The coronavirus is upending many of the hallmarks of the American university experience. And this may be only the beginning of what is to come. 

In-person classes had been canceled at close to 100 universities by mid-afternoon Wednesday, according to a list maintained by Georgetown scholar Bryan Alexander. Across the country, dorms were emptying. Fans were being banned from sporting events. Graduation plans were up in the air.

Even campuses that don’t yet have active cases of the virus have started to shut down their in-person offerings as the virus continues to spread rapidly across the country. 

On Wednesday alone, Duke University in North Carolina, Georgetown and George Washington universities in Washington, D.C., the University of Virginia, Pepperdine University in California, Notre Dame in Indiana and others announced they would be moving to online instruction.

Also moving to online courses Wednesday: the state and city universities of New York, which have huge student bodies. SUNY enrolled roughly 415,000 students in fall 2019, and the CUNY system enrolled 275,000 students in fall 2018. 

Students walk past the Academic Building at Texas A&M University in College Station in 2018. The school on Tuesday announced it would not resume classes until Wednesday, March 18, out of concerns for the coronavirus. [JAY JANNER/AMERICAN-STATESMAN]

Universities are particularly vulnerable to the spread of the disease because of the close proximity of those who live and work on campus for weeks at a time. 

Colleges had already made an effort to limit the spread of the virus through bans on international travel, which included many study-abroad experiences

They’re taking more extreme steps as students are leaving for or about to return from their spring break. Administrators have said they feared students might return with the virus after traveling.  
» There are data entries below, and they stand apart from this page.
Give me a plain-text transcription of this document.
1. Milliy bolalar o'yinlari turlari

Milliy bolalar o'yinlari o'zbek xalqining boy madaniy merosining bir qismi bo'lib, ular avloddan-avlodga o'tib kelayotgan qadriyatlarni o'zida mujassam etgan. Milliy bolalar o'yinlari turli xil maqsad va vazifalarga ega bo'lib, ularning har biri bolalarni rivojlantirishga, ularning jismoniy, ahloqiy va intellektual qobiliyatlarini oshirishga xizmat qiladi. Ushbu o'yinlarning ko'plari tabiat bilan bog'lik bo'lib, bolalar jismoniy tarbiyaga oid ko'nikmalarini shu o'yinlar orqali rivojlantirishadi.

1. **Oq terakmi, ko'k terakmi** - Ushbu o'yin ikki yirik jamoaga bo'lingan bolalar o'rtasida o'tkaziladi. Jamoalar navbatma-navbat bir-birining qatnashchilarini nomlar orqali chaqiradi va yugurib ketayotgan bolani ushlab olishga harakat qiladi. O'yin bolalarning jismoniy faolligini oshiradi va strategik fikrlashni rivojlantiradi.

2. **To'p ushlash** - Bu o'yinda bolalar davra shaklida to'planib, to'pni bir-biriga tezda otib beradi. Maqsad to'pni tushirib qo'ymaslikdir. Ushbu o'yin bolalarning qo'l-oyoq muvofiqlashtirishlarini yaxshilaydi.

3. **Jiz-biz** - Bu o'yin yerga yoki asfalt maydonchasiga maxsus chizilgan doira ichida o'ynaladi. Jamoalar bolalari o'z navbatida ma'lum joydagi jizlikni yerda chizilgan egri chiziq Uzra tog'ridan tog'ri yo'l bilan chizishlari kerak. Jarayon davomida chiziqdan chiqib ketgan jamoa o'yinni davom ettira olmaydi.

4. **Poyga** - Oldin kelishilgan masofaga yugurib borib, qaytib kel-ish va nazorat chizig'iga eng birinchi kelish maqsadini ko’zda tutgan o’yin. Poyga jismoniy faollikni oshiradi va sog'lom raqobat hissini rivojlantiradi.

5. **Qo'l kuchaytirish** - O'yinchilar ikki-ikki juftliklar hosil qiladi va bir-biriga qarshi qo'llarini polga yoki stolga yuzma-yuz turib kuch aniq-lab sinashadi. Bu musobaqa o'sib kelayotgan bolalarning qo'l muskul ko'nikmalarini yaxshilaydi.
‘Remote teaching’: Will it work?

The swift actions by universities brought mixed reactions as parents and students frantically texted to arrange trips home, figure out housing and navigate new online courseloads. 

On a parents’ Facebook group geared toward paying for college, some lauded universities for avoiding the risk of needlessly spreading the disease. Those with students with health conditions were especially relieved. 

But others questioned the quality of teaching that comes with a sudden shift to online courses. They wondered if their students were getting the college experience they had paid tens of thousands of dollars to have. 

Lisa Mittleman lives in California, but her son attends the University of Washington. That university, located in Seattle, an area hard hit by the virus, was the first to shift all its course offerings online until the end of the winter quarter in a couple of weeks. 

Her son is still living in the dorms — an option left open for students at many universities. So any benefit from canceling classes, she said, would be negated by the closing living quarters. 

Mittleman said she was fine with the current quarter finishing without physical classes. But she does hope the university will reduce tuition if it is still only offering online courses in the spring. Mittleman’s son pays expensive out-of-state tuition.

“It just doesn’t seem as valuable to me,” she told USA TODAY.

The online courses being offered at these universities aren’t what a student would typically expect from a high-quality online education. As with an in-person class, it can take months to plan an effective online class.

What many universities will be offering may be Band-Aid solutions, but that’s better than nothing, said Matthew Rascoff, who leads digital education and innovation at Duke University.

“This is first aid,” he said. “We’re calling this remote teaching, not online learning. This is not how you would normally do it.” 

He and his team had to respond quickly earlier this year when Duke Kunshan University, a partnership the university runs with a college in China, had to suddenly pivot to online learning. That campus offered a lot of hands-on learning such as work studies or in-person projects, the sort of experience that doesn’t necessarily translate necessarily to online coursework. 

Faculty have been able to use technology like Zoom, a tool that provides video conferencing, to continue classes. Professors can use polls, for example, to engage students in real-time as though it was a classroom, Rascoff said.

Students were satisfied with the instruction, he said, but they missed their extracurricular activities. There were workarounds. The university provided students with fitness trackers for a physical fitness class. Exercise, Rascoff said, is important when people are feeling stressed. 

Graduation? Only if it is ‘prudent and appropriate’

Even though May is still a few months out, graduation ceremonies are top of mind for both seniors and their families. Families and friends often travel and book hotels months in advance to attend these celebrations.

University leaders so far have been cautious about announcing cancellations, with many saying the events were still too far out to say definitively one way or another. 

Ohio State University President Michael Drake said the institution would host the event if it was “prudent and appropriate.” A spokesman with Arizona State University, one of the first universities to have a confirmed case of the virus, said the college hadn’t made a decision yet. Notre Dame, a university that has often welcomed the sitting president as its commencement speaker, said Wednesday its commencement was still scheduled to proceed. Harvard also asked its students not return to campus after its spring break, and said it “was too soon to make a decision about Commencement.”

Berea College in Kentucky canceled its classes earlier this week and asked that students return home if they were able. In a news release, the college said the graduation ceremony would “be cancelled, or at least postponed to a date when such a gathering can be conducted safely.”